Logistics firms can make use of NFTs to authenticate products, ensure quality and verify their origin. This is possible because all NFT-based transactions are immutable and transparent. For instance, a food industry supplier could use NFTs to prove the origin of their products, providing evidence of where it has been and how long it spent there.

A more creative use of NFTs was explored at the recent Paris+ par Art Basel 2022 exhibition, where generative artists Zancan and William Mapan used the technology to reimagine the digital canvas. The exhibition was all about exploring the intersection of art and blockchain and how low-cost, eco-friendly Tezos NFTs are making the technology more inclusive and accessible. To that end, the artists worked with fx(hash), a generative art platform built on Tezos, to create an interactive live minting experience for NFTs.

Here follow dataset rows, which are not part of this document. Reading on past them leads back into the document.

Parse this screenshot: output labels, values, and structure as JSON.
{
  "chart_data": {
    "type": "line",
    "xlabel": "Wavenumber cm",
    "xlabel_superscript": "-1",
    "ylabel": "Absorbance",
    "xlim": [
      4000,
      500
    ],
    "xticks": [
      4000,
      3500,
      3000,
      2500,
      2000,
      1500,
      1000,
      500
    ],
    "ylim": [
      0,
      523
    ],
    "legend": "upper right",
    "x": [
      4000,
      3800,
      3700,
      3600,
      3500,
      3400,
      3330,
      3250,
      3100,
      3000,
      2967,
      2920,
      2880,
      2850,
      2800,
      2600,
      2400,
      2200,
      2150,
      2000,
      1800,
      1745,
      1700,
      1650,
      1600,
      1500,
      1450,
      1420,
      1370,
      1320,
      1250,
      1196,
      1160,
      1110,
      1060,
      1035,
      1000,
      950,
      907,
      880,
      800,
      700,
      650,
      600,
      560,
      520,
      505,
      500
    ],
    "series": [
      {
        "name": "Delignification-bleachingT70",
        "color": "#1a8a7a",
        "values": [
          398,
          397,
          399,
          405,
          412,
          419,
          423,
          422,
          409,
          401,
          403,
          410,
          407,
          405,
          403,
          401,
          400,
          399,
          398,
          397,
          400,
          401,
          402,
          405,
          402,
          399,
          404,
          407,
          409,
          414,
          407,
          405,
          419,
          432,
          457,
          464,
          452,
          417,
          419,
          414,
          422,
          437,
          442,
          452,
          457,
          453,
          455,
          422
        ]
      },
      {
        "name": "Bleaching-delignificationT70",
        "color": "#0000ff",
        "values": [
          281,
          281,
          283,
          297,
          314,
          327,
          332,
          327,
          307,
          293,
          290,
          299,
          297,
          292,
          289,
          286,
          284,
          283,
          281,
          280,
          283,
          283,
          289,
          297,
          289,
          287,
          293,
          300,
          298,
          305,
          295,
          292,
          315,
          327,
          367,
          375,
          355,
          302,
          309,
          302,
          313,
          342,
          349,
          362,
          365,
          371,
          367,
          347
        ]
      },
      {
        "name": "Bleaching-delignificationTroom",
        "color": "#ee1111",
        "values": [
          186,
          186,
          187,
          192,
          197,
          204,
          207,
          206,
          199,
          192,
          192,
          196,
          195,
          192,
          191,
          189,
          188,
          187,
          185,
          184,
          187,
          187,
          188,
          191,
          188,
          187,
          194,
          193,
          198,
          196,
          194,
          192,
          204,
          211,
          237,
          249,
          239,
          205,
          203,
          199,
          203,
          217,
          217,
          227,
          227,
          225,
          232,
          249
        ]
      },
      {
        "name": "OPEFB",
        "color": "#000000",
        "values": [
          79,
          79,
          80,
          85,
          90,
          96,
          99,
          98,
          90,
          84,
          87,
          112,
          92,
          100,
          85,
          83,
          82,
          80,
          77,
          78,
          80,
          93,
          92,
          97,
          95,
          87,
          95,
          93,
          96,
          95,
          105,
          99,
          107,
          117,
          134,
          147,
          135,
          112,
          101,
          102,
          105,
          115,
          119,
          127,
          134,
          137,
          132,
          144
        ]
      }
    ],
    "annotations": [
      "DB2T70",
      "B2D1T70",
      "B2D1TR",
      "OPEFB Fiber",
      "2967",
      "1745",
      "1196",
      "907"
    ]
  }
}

At the exhibition, each visitor was invited to scan a QR code and mint a totally unique NFT-based artwork that was rendered autonomously, using the artists’ code. Once rendered, the unique artwork was immediately minted as an NFT, displayed on-screen at the exhibition, and dropped into the wallet of the person who created it, as a gift.

NFTs can do a world of good too. The GainForest project based in Switzerland is fully focused on saving the world’s rainforests for future generations. It does so using NFTs that represent actual forest locations in the real world. The idea is that NFT holders can help out by tracking the health of the area of forest their token represents.

For now, the development of utility NFTs is an ongoing process. It’ll likely be some years before the technology goes mainstream. However, these early projects showcase how NFTs can be a much more useful tool than simply representing visual art and collectibles.

We might have witnessed a bubble during the early days of NFTs, but the technology is by no means a fad. NFTs remain far from reaching their prime, but it’s clear that digital art and collectibles were just the start of something big.